The interesting thing was that because I hadn't seen them ever, I didn't know who they they were that night. That night they were some very warm and supportive (to me and to each other) people, who were from everywhere but were working together calmly through the night, with great planning and diligence.    They saw the product come together.

Unfortunately, I really wish:
  1. I could contribute more to the production of the magazine after writing that one piece. With no Photoshop and Indesign skills, I am still technologically 5 years too dated. 
  2. I could do better than being only half awake through that night, especially realizing later how much  I am going to fondly cherish/regret it through life. Most of the warm/cold night is a blur in my mind with extremely familiar music playing through it. I remember singing along some of the songs half asleep on the couch. Rag Doll by Maroon5 was one of them. Was it? 
The part of the night that I do remember is when I wrote the following. You may want to listen to this track on loop while you read. I listened to it while writing the piece.

***
Smallness

This happy yellow afternoon, the second day of Unbox, in the lawns of  Zorba, as we sat together for a vino picnic lunch consisting of yummy sandwiches, salads, sangria  and cake, blaring Bollywood music from a family party  in the neighbouring farmhouse gave us some surprising company. We turned to our firang friends with embarrassing smiles. ‘Hey, welcome to India: this crazy mash up of juxtaposed realities that we smile at irrespective of what side we are on!’ But how would it be if even our neighbours were playing progressive EDM and classical music collaborations between the harp and the Indian Cello. Hipsters would never remain hipsters if they were too many of them, would they?

Cities are crucibles of transactions and hence, opportunities. Wikipedia tells me they are large centres of high density. It is often in this largeness of the city that people turn into numbers on census data and volumes on the Metro and buses.  In the busy business of urban life, we often forget about all the opportunities of conversation that this density brings and, in contradiction, yearn for the little easy place ‘back home’.

Does it reveal something about creative professionals that they are often found seeking joy in the bylanes of transforming urban villages of Delhi? Is this where we see the potential of positive urbanity harnessed at the right scale? Nostalgia for what home would have been like, or a faint inkling of what home must be like. What is this elusive comfort in the smallness of things that fills the void in our everyday urbanity?

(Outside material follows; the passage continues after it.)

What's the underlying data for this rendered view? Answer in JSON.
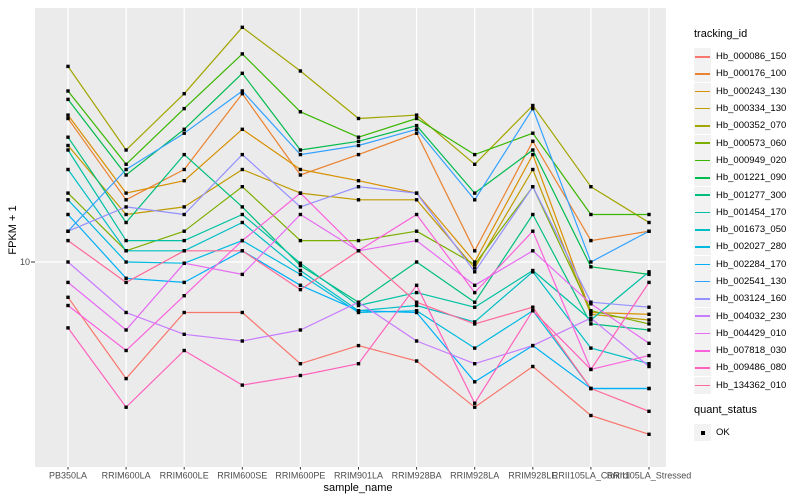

UnBox, among many other things, sparks local and global conversations that are possible only in the physicality of this pop-up village of people. Insulated as it might want to be in this urban oasis of a farmhouse, the Bollywood music next door only puts us back in context and reminds us that that this conversation could be very every day, everywhere.

The festival doesn't grow any bigger every year. It only triggers a million other UnBoxes that could potentially spring up in neighbourhood parks and street intersections every day; local surprises that we could unravel every day in our little big buildings, in our small city homes, in cities that could become large homes.

***

An hour later, out of that space, not listening to the same music, I was already disagreeing with what I had written.

Nostalgia is always exaggeration and never happens to everyone. I forgot about all my friends who have always lived in cities and found themselves at most ease here. And the point really is about the smallness of things, not the rurality or urbanity that they can be present in. Urbanity has a degree of intensity in all its activities that the village lacks. The ease comes together only because of the scale of operations.

I got the point quite wrong I think. ThankyouNitinSawhneyforthehoaxcalltoeldorado.

You can see the UnBox 2013 Zine here.

Update: Reshu says she liked the piece. She didn't know I had written it.